Aller-Tec beginnt typischerweise relativ schnell, die Allergiesymptome zu lindern, oft schon innerhalb einer Stunde nach der Einnahme. Die volle Wirkung ist normalerweise innerhalb weniger Stunden erreicht. Aufgrund seiner lang anhaltenden Wirkung wird das Medikament in der Regel einmal täglich eingenommen.


F: Ist die tägliche Einnahme von Aller-Tec sicher?

Aller-Tec gilt allgemein als sicher für die tägliche Anwendung, wenn es gemäß den Anweisungen auf der Packung oder nach ärztlicher Anweisung eingenommen wird. Bei einer Langzeitanwendung, insbesondere bei chronischen Zuständen wie ganzjährigen Allergien oder chronischer Nesselsucht, sollte der Behandlungsplan am besten mit einem Arzt besprochen werden, um sicherzustellen, dass die Therapie für Ihre spezifischen Gesundheitsbedürfnisse angemessen ist und eine wirksame Linderung bietet.

Wie sollte Aller-Tec gelagert und entsorgt werden?

Lagerung und Entsorgung von Aller-Tec

Die offizielle Kennzeichnung dieses Arzneimittels legt strenge Bedingungen für Lagerung, Stabilität und Entsorgung fest, um die Produktqualität und Sicherheit zu gewährleisten.

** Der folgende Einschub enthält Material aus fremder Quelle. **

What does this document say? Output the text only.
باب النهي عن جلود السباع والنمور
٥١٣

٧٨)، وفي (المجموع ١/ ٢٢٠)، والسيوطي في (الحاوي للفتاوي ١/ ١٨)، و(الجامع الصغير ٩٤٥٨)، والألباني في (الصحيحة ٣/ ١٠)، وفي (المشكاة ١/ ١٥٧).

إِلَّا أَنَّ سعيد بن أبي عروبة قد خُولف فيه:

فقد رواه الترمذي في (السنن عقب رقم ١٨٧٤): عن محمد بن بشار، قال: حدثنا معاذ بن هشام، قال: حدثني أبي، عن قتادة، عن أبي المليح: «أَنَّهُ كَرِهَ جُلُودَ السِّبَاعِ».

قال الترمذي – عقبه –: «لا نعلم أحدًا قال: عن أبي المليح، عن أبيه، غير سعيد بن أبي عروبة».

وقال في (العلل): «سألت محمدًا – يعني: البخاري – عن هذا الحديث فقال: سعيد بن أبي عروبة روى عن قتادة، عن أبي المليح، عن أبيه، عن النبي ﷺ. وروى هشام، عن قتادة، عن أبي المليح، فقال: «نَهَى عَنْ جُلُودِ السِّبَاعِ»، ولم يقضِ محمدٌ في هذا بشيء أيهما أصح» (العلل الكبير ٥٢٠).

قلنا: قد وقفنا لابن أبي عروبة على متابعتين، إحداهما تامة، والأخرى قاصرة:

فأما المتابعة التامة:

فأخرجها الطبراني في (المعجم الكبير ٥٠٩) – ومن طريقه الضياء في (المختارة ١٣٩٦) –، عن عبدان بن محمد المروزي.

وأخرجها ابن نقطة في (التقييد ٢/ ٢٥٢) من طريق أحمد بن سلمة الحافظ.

Anforderungen an die Aufbewahrung

  • Temperaturbereich: Lagern Sie das Arzneimittel zwischen 20 °C und 25 °C.
  • Behälter: Bewahren Sie das Produkt im Originalbehälter auf.
  • Sicherheitsvorkehrung: Halten Sie Aller-Tec außerhalb der Reichweite von Kindern, um eine versehentliche Überdosierung zu verhindern.
  • Unversehrtheit prüfen: Verwenden Sie das Arzneimittel nicht, wenn die schützende Folienversiegelung unter dem Verschluss beschädigt ist oder fehlt.

Anweisungen zur Entsorgung

Nicht mehr benötigte Arzneimittel sollten ordnungsgemäß entsorgt werden.

Die autorisierte Methode ist die Abgabe ungenutzter Medikamente im Rahmen eines verfügbaren Medikamenten-Rücknahmeprogramms.

Wenn kein solches Rücknahmeprogramm zugänglich ist, sollte das ungenutzte Arzneimittel mit einer unattraktiven Substanz, wie zum Beispiel Erde oder Katzenstreu, vermischt, in einen Plastikbeutel oder Behälter versiegelt und im Hausmüll entsorgt werden. Das Arzneimittel darf nicht die Toilette heruntergespült werden.

Aufmerksamkeit! Wenden Sie sich immer an einen Arzt oder Apotheker, bevor Sie Pillen oder Medikamente verwenden.